LEXINGTON, Ky. — Sister Michael Leo Mullaney, a former administrator at St. Joseph Hospital who helped contribute to the enhancement of health care across the state, died Wednesday at the age of 96.
Sister Michael Leo was born in Quincy, Mass. in 1922. In January 1953, she entered the Sisters of Charity of Nazareth and selected her father’s name as her religious name.
She graduated from the Bentley College of Accounting and Finance in Boston and later completed a master’s degree in hospital administration from St. Louis University. In 1966, she was appointed administrator at St. Joseph Hospital.
During her time working at St. Joseph Hospital, Sister Michael Leo liquidated the hospital’s $1 million debt, introduced computerization into the hospital offices, put into practice programs initiated by Medicare and Medicaid, and began plans to expand the hospital and services offered.
Under Sister Michael Leo, hospital capacity increased from 285 to 468 beds, making St. Joseph Hospital the largest hospital at the time in Central Kentucky. Sister Michael Leo was responsible for top hospital innovations, including the first physician-staffed emergency room and the first cardiac intensive care unit in Central Kentucky, the first balloon angioplasty program in the state, the first hospital helipad in Lexington, and the first computerized tomography (CT) scan equipment in the state.
“Sister Michael Leo worked tirelessly to bring the best technology to St. Joseph Hospital and the Lexington community,” said Bruce Tassin, market CEO for KentuckyOne Health and president of St.

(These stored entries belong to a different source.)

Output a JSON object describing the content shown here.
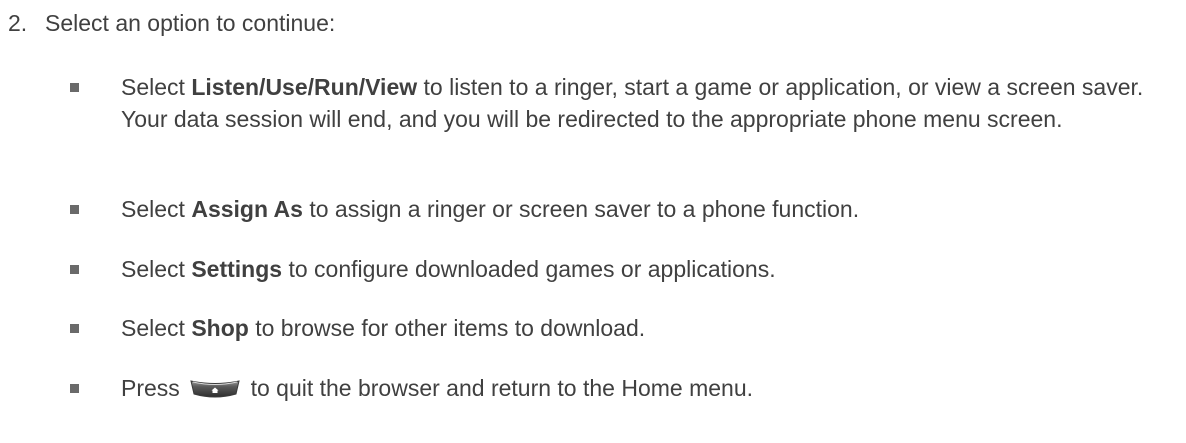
{
  "step": {
    "number": "2.",
    "text": "Select an option to continue:"
  },
  "items": [
    {
      "prefix": "Select ",
      "bold": "Listen/Use/Run/View",
      "suffix": " to listen to a ringer, start a game or application, or view a screen saver. Your data session will end, and you will be redirected to the appropriate phone menu screen."
    },
    {
      "prefix": "Select ",
      "bold": "Assign As",
      "suffix": " to assign a ringer or screen saver to a phone function."
    },
    {
      "prefix": "Select ",
      "bold": "Settings",
      "suffix": " to configure downloaded games or applications."
    },
    {
      "prefix": "Select ",
      "bold": "Shop",
      "suffix": " to browse for other items to download."
    },
    {
      "prefix": "Press ",
      "icon": "home-key-icon",
      "suffix": " to quit the browser and return to the Home menu."
    }
  ]
}
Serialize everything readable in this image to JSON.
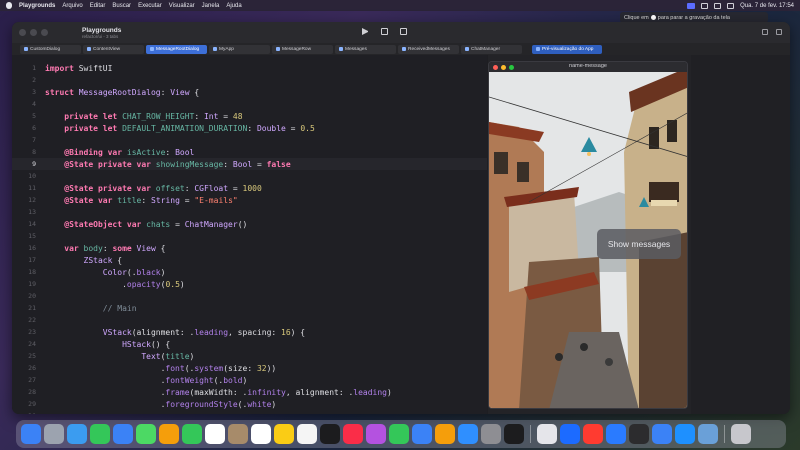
{
  "menubar": {
    "app_name": "Playgrounds",
    "menus": [
      "Arquivo",
      "Editar",
      "Buscar",
      "Executar",
      "Visualizar",
      "Janela",
      "Ajuda"
    ],
    "datetime": "Qua. 7 de fev.  17:54"
  },
  "tooltip": {
    "prefix": "Clique em",
    "suffix": "para parar a gravação da tela"
  },
  "window": {
    "project_name": "Playgrounds",
    "branch": "refactor/ui - 3 tabs"
  },
  "tabs": [
    {
      "label": "CustomDialog",
      "active": false
    },
    {
      "label": "ContentView",
      "active": false
    },
    {
      "label": "MessageRootDialog",
      "active": true
    },
    {
      "label": "MyApp",
      "active": false
    },
    {
      "label": "MessageRow",
      "active": false
    },
    {
      "label": "Messages",
      "active": false
    },
    {
      "label": "ReceivedMessages",
      "active": false
    },
    {
      "label": "ChatManager",
      "active": false
    }
  ],
  "preview_tab": {
    "label": "Pré-visualização do App"
  },
  "simulator": {
    "title": "name-message",
    "button_label": "Show messages"
  },
  "editor": {
    "current_line": 9,
    "line_numbers": [
      "1",
      "2",
      "3",
      "4",
      "5",
      "6",
      "7",
      "8",
      "9",
      "10",
      "11",
      "12",
      "13",
      "14",
      "15",
      "16",
      "17",
      "18",
      "19",
      "20",
      "21",
      "22",
      "23",
      "24",
      "25",
      "26",
      "27",
      "28",
      "29",
      "30"
    ],
    "lines": [
      "import SwiftUI",
      "",
      "struct MessageRootDialog: View {",
      "",
      "    private let CHAT_ROW_HEIGHT: Int = 48",
      "    private let DEFAULT_ANIMATION_DURATION: Double = 0.5",
      "",
      "    @Binding var isActive: Bool",
      "    @State private var showingMessage: Bool = false",
      "",
      "    @State private var offset: CGFloat = 1000",
      "    @State var title: String = \"E-mails\"",
      "",
      "    @StateObject var chats = ChatManager()",
      "",
      "    var body: some View {",
      "        ZStack {",
      "            Color(.black)",
      "                .opacity(0.5)",
      "",
      "            // Main",
      "",
      "            VStack(alignment: .leading, spacing: 16) {",
      "                HStack() {",
      "                    Text(title)",
      "                        .font(.system(size: 32))",
      "                        .fontWeight(.bold)",
      "                        .frame(maxWidth: .infinity, alignment: .leading)",
      "                        .foregroundStyle(.white)",
      ""
    ]
  },
  "dock": {
    "icons": [
      "finder-icon",
      "launchpad-icon",
      "safari-icon",
      "messages-icon",
      "mail-icon",
      "maps-icon",
      "photos-icon",
      "facetime-icon",
      "calendar-icon",
      "contacts-icon",
      "reminders-icon",
      "notes-icon",
      "freeform-icon",
      "tv-icon",
      "music-icon",
      "podcasts-icon",
      "numbers-icon",
      "keynote-icon",
      "pages-icon",
      "app-store-icon",
      "settings-icon",
      "iphone-mirroring-icon",
      "screenshot-icon",
      "testflight-icon",
      "playgrounds-icon",
      "xcode-icon",
      "terminal-icon",
      "activity-icon",
      "finder-alt-icon",
      "preview-icon",
      "trash-icon"
    ],
    "colors": [
      "#3b82f6",
      "#9ca3af",
      "#3b9cf0",
      "#34c759",
      "#3b82f6",
      "#4cd964",
      "#f59e0b",
      "#34c759",
      "#ffffff",
      "#a78b6a",
      "#ffffff",
      "#facc15",
      "#f5f5f5",
      "#1c1c1e",
      "#fa2d48",
      "#b452e0",
      "#34c759",
      "#3b82f6",
      "#f59e0b",
      "#2f8fff",
      "#8e8e93",
      "#1c1c1e",
      "#e5e5ea",
      "#1c6bff",
      "#ff3b30",
      "#2a7bff",
      "#2c2c2e",
      "#3b82f6",
      "#1e90ff",
      "#6aa0d8",
      "#c7c7cc"
    ]
  },
  "colors": {
    "accent": "#3d6fd8",
    "keyword": "#ff7ab2",
    "string": "#ff8170",
    "number": "#d9c97c"
  }
}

Joseph Hospital. “Her work within the hospital helped enhance health care for the poor, and patients in our community truly benefitted from her dedication and ministry.”
In 1981, Sister Michael Leo was elected chair of the Kentucky Hospital Association, the first woman to hold this position in almost 40 years. In 1987, she received the Kentucky Hospital Association Distinguished Service Award for outstanding service to hospitals in Kentucky. In 1988, Sister Michael Leo was honored by The Bluegrass Chapter of The National Conference of Christian and Jews for outstanding leadership in fostering amity, justice and cooperation among those in Central Kentucky.

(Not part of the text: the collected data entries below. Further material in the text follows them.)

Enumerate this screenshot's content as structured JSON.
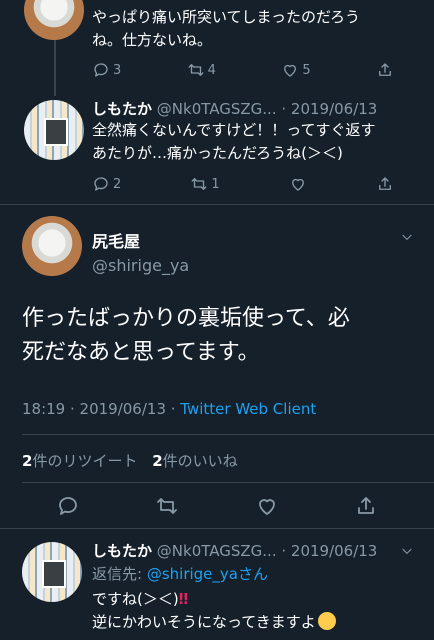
{
  "tweet1": {
    "text_line1": "やっぱり痛い所突いてしまったのだろう",
    "text_line2": "ね。仕方ないね。",
    "replies": "3",
    "retweets": "4",
    "likes": "5"
  },
  "tweet2": {
    "name": "しもたか",
    "handle_date": "@Nk0TAGSZG... · 2019/06/13",
    "text_line1": "全然痛くないんですけど！！ってすぐ返す",
    "text_line2": "あたりが…痛かったんだろうね(＞＜)",
    "replies": "2",
    "retweets": "1"
  },
  "main_tweet": {
    "name": "尻毛屋",
    "handle": "@shirige_ya",
    "text_line1": "作ったばっかりの裏垢使って、必",
    "text_line2": "死だなあと思ってます。",
    "time_date": "18:19 · 2019/06/13 · ",
    "client": "Twitter Web Client",
    "retweet_count": "2",
    "retweet_label": "件のリツイート",
    "like_count": "2",
    "like_label": "件のいいね"
  },
  "tweet3": {
    "name": "しもたか",
    "handle_date": "@Nk0TAGSZG... · 2019/06/13",
    "reply_to_prefix": "返信先: ",
    "reply_to_handle": "@shirige_ya",
    "reply_to_suffix": "さん",
    "text_line1": "ですね(＞＜)",
    "text_line2": "逆にかわいそうになってきますよ"
  },
  "icons": {
    "reply": "reply-icon",
    "retweet": "retweet-icon",
    "like": "heart-icon",
    "share": "share-icon",
    "more": "chevron-down-icon"
  },
  "colors": {
    "background": "#15202b",
    "muted": "#8899a6",
    "link": "#1da1f2",
    "divider": "#38444d"
  }
}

Sister Michael Leo served as hospital administrator of St. Joseph Hospital for 22 years before serving as president of The Sisters of Charity of Nazareth Healthcare System from 1988-1992, which included St. Joseph Hospital in Lexington, Flaget Memorial Hospital in Bardstown, Sts. Mary & Elizabeth Hospital in Louisville, Our Lady of Peace in Louisville, and St. Joseph London, formerly Marymount Hospital. She went on to become a lobbyist for the Kentucky Catholic Conference, a member of the Kentucky Health Policy Board, and director of missions for the Diocese of Lexington.
She has received many awards for her work in health care, including receiving the Wade Mountz Visionary Leader Award in November 2004, given to leaders in Kentucky who have made significant contributions to the enhancement of health care in the state. In 2005, she received the Kentucky Women Remembered award. Her portrait is part of a permanent display of outstanding women that can be found in the West Wing of the Kentucky Capitol.
Sister Michael Leo was living at a Nazareth Home in Louisville.